Sunday, December 29, 2013
Graeber's Anarchist Theory as Applied to Israeli/Palestinian Film
Below are some brief reflections on Graeber's book FRAGMENTS OF AN ANARCHIST ANTHROPOLOGY, with a turn towards film theory dealing with Israel and Palestine. The following lines are mere sketches, and could grow in the future.
A theory of the state- The reality of the Israeli/Palestinian conflict, in a geo-politcal sense especially, provides several points towards this theory, especially the concept of which national movements declared national independence to form their respective states. In this sense, a comparison between the praxis of David Ben Gurion and Yasser Arafat would seem appropriate.
A theory of political entities that are not states- Comparative analysis of both national identity movements in Palestine and the way in which they asserted state power, along with others that did not.
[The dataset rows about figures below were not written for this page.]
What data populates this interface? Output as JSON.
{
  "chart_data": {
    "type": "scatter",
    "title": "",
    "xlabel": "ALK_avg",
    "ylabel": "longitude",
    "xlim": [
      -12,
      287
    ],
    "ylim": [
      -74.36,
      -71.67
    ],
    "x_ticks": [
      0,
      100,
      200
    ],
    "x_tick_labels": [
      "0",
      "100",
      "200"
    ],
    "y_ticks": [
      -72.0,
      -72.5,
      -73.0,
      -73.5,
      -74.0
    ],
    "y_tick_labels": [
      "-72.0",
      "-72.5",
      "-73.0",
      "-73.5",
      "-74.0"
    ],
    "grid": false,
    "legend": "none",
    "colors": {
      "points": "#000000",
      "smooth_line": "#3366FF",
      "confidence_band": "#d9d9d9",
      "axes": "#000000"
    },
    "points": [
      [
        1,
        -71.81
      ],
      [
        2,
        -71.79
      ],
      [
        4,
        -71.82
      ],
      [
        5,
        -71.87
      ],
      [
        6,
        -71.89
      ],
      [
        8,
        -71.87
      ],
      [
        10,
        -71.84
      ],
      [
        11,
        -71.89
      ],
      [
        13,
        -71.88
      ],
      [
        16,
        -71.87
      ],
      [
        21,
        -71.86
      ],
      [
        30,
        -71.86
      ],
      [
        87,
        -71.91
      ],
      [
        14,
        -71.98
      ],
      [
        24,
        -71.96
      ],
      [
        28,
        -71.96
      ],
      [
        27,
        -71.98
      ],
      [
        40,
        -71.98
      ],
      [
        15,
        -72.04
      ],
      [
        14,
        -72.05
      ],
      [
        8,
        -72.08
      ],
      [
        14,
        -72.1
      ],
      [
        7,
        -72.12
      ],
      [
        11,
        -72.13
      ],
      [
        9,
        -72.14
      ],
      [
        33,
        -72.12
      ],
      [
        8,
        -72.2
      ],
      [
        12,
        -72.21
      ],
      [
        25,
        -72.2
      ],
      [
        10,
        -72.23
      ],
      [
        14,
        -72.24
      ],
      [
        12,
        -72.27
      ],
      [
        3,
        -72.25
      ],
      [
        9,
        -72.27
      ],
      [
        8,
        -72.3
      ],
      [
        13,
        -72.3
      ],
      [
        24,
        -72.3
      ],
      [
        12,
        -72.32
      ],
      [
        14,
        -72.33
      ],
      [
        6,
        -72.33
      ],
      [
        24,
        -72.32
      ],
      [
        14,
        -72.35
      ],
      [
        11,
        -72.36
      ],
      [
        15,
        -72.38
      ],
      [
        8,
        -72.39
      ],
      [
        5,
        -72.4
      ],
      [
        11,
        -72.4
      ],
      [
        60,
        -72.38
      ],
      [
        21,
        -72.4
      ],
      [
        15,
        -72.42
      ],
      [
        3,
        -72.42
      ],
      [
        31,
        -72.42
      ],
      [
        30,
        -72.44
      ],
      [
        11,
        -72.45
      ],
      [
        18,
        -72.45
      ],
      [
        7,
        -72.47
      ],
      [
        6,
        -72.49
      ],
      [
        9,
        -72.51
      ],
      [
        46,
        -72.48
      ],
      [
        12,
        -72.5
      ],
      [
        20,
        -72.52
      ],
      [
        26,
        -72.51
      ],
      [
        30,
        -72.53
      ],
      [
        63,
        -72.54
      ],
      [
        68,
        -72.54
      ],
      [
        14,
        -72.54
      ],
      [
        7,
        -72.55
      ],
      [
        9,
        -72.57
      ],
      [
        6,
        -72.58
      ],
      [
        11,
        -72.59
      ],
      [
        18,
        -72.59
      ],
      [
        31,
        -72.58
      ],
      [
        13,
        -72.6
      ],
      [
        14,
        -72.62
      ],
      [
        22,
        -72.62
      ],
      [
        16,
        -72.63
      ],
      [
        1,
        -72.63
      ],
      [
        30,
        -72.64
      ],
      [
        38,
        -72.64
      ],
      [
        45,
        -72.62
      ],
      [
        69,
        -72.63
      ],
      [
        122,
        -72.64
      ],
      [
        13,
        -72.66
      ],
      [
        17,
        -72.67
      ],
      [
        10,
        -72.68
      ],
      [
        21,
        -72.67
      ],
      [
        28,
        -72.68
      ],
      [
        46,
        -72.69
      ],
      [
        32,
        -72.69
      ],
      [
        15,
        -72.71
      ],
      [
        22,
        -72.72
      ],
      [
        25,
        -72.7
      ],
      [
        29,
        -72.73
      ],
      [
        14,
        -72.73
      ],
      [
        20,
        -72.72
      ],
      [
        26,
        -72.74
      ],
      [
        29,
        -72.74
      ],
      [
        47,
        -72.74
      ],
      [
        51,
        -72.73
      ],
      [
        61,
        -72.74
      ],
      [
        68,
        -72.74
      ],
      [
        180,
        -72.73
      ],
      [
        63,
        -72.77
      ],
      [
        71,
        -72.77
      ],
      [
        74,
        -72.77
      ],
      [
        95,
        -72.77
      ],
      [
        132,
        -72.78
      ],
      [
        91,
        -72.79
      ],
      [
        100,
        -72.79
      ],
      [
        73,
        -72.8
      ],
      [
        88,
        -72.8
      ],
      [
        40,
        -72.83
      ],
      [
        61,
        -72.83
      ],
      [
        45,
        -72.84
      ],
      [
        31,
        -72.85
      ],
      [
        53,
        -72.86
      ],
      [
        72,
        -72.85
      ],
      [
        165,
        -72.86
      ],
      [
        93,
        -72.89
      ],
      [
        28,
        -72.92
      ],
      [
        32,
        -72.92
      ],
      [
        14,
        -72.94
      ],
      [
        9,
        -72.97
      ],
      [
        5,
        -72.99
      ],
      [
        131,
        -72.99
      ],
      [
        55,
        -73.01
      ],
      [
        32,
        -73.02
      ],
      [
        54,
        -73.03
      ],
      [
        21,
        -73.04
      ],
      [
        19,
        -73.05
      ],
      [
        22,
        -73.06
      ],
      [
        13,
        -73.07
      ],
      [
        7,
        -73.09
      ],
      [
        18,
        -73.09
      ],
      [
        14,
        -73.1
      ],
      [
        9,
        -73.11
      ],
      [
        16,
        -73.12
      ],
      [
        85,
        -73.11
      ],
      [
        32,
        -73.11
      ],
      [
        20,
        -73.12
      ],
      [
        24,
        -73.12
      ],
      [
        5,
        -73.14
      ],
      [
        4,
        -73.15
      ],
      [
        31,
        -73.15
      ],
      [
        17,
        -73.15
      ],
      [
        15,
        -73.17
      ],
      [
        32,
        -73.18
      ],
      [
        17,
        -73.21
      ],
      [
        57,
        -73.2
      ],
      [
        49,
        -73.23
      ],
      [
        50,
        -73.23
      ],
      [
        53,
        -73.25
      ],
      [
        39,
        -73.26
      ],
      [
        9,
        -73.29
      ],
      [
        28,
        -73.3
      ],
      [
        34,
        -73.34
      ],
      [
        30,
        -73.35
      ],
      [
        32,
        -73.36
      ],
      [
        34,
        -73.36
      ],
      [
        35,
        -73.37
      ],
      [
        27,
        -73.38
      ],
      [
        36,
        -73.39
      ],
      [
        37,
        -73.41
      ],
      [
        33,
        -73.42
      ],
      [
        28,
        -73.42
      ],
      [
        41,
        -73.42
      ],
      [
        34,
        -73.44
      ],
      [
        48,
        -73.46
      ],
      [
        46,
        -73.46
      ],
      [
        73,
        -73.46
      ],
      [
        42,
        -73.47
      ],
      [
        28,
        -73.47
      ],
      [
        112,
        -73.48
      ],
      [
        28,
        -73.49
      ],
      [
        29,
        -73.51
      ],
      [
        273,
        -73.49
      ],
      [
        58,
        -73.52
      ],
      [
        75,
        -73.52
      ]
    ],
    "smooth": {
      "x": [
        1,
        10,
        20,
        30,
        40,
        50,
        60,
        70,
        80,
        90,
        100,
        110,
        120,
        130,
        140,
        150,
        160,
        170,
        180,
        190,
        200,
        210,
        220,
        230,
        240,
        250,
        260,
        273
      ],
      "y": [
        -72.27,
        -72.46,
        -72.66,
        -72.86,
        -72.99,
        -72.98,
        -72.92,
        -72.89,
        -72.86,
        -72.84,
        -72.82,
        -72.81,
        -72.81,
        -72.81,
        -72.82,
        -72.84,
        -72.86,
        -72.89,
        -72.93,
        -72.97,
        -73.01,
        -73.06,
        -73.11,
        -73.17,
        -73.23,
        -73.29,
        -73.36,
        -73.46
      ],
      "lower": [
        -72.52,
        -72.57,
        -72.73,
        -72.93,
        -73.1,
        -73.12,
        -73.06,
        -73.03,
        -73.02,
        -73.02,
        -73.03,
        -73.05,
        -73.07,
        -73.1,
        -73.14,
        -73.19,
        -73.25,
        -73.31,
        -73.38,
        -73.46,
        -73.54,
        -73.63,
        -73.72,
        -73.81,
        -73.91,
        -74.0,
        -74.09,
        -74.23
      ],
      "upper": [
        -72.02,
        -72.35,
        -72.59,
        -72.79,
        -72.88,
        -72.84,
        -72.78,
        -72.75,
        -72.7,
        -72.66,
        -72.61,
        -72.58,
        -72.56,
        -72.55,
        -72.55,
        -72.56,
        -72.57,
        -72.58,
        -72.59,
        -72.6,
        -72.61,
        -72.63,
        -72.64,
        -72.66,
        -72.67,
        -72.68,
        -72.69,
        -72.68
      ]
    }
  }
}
Yet another theory of capitalism- A history of capital and imperialist control in Palestine is the outline of this analysis, re-orienting classical Marxist views of capitalism with an emphasis on the role of race and racism as social forces; what lessons are clear not just about institutionalized racism, but also about Marx himself, in understanding the political economy of the land?
Power/ignorance, or power/stupidity (Graeber explores a possible theory of the relation of power not with knowledge, but with ignorance and stupidity, in explicit opposition to Foucault's theories of power and knowledge. "Because violence, particularly structural violence, where all the power is on one side, creates ignorance." (p. 72))- A dissection of the American public's misinformation about the issues, using the Propaganda Model suggested by Chomsky/Herman in MANUFACTURING CONSENT along with Edward Said's writings on Orientalist racism.
An ecology of voluntary associations- A dissection of anarchist groups in Israel and Palestine.
A theory of political happiness- Derived from Udi Aloni's writings on binationalism.
Hierarchy- Anarchist view of the Israeli and Palestinian political groups.
Suffering and pleasure: on the privatization of desire- Analysis of the settler culture.
One or several theories of alienation- Each notion must be based around racial classifications inherent in the state's structural violence.